Generalized derivations on unital algebras determined by action on zero products

• Published in: Linear algebra and its applications Vol. 445; pp. 347 - 368
• Main Authors: Benkovič, Dominik, Grašič, Mateja
• Format: Journal Article
• Language: English
• Published: Elsevier Inc 15.03.2014
• Subjects: Derivation; Generalized derivable mapping at zero point; Generalized derivation; Triangular algebra; Unital algebra; Zero product determined algebra; Generalized derivation; Derivation; 16W25; Generalized derivable mapping at zero point; Zero product determined algebra; Unital algebra; Triangular algebra
• ISSN: 0024-3795; 1873-1856
• DOI: 10.1016/j.laa.2013.12.010

Let A be a unital algebra having a nontrivial idempotent and let M be a unitary A-bimodule.

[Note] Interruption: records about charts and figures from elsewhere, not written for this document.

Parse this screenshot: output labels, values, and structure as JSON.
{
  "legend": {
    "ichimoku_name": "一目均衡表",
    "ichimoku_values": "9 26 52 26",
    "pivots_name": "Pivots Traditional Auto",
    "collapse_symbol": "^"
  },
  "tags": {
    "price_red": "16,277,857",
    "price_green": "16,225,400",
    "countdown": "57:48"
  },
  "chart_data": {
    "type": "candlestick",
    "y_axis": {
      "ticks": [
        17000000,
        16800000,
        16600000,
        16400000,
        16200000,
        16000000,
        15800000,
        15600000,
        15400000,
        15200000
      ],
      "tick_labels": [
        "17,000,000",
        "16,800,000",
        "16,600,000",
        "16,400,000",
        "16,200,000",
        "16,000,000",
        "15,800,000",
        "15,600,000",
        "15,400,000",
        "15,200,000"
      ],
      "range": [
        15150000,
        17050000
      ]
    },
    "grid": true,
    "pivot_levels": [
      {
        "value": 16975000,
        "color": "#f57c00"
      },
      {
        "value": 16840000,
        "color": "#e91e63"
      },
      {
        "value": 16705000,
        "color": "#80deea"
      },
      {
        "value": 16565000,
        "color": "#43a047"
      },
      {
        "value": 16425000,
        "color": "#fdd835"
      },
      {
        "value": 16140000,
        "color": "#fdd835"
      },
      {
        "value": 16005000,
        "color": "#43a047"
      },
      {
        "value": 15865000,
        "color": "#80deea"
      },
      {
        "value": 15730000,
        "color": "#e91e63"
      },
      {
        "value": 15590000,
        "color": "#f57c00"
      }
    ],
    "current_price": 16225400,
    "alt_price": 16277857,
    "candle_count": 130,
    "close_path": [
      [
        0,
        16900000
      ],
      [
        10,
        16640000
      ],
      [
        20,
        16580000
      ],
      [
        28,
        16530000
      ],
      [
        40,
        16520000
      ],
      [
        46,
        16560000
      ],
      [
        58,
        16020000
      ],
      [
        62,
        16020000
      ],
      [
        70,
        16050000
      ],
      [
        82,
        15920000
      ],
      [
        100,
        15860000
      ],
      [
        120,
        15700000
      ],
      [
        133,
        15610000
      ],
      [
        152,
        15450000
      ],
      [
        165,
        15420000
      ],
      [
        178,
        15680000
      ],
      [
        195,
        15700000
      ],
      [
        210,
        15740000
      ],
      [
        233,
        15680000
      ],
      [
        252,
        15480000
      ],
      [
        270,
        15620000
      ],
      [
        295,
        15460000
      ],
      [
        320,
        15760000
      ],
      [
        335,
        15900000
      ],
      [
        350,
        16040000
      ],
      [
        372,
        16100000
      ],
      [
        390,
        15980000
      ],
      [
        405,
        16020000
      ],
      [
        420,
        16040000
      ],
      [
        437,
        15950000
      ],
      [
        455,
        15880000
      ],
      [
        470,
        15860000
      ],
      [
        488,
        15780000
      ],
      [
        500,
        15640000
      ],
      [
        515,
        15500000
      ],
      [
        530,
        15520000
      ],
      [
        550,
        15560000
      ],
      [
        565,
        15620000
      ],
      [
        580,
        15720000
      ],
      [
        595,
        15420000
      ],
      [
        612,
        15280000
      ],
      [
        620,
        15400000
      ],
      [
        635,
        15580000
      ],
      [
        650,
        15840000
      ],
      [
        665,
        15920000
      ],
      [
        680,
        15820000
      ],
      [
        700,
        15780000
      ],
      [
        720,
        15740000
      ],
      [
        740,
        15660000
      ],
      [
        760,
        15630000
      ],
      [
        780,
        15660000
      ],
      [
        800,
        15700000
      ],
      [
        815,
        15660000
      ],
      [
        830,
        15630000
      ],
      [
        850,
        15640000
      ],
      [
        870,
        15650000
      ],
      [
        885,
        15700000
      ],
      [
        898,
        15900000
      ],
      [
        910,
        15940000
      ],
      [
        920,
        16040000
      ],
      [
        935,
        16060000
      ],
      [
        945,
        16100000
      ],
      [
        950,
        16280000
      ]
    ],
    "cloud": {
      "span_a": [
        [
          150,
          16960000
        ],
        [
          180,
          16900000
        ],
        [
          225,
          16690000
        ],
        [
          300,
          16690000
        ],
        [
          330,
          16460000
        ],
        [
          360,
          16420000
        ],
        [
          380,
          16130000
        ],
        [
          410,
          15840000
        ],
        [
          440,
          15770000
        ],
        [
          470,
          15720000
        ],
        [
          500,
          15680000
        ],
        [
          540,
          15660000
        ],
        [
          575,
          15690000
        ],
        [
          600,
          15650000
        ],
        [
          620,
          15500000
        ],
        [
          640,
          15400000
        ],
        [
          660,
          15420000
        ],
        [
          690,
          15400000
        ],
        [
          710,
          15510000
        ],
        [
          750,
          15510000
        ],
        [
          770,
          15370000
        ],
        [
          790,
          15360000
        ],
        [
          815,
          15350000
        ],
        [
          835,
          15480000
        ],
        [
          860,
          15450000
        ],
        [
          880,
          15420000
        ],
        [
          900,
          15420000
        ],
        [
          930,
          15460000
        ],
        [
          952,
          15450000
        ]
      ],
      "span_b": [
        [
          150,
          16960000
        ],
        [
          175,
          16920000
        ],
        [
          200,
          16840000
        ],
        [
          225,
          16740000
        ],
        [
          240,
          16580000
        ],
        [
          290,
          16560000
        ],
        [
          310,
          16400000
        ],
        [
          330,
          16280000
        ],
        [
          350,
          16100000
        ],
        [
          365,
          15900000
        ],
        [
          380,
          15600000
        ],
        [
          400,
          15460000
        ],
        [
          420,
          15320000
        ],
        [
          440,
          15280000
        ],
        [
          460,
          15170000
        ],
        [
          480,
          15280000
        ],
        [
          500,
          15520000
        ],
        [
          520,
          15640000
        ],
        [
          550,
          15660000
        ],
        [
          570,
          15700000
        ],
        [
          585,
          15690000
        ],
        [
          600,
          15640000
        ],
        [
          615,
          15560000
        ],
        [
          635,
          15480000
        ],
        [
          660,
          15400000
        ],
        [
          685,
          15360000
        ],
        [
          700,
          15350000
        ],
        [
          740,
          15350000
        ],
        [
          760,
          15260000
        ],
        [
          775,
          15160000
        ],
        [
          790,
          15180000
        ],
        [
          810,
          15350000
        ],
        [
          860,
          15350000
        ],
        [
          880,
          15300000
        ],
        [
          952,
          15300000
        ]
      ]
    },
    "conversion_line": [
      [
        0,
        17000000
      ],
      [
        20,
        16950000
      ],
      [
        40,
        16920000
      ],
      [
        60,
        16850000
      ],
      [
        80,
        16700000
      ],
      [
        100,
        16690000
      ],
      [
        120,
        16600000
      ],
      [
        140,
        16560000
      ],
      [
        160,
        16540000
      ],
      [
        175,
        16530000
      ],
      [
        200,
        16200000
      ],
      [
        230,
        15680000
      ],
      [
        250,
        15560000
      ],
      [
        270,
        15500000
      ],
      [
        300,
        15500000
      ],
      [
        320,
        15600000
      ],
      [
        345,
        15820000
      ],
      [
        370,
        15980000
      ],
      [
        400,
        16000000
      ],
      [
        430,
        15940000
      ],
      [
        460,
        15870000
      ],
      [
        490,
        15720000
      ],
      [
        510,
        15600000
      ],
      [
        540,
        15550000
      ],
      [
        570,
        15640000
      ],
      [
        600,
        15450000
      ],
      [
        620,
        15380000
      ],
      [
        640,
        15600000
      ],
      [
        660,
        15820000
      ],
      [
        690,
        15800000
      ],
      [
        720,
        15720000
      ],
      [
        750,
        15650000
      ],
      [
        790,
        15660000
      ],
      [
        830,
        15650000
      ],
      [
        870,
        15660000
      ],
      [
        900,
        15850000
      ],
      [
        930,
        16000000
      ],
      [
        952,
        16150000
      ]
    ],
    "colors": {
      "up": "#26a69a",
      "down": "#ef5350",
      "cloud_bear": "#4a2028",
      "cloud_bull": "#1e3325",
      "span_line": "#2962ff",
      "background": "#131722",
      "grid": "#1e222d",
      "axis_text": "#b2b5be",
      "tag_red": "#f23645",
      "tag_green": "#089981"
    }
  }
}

We consider linear maps F,G:A→M satisfying F(x)y+xG(y)=0 whenever x,y∈A are such that xy=0. For example, when A is zero product determined algebra (e.g. algebra generated by idempotents) F and G are generalized derivations F(x)=F(1)x+D(x) and G(x)=xG(1)+D(x) for all x∈A, where D:A→M is a derivation. If A is not generated by idempotents then there exist also nonstandard solutions for maps F and G. In the case of A being a triangular algebra under some condition on bimodule M the characterization of maps F and G is given. We also consider conditions on algebra A making it a zero product determined algebra.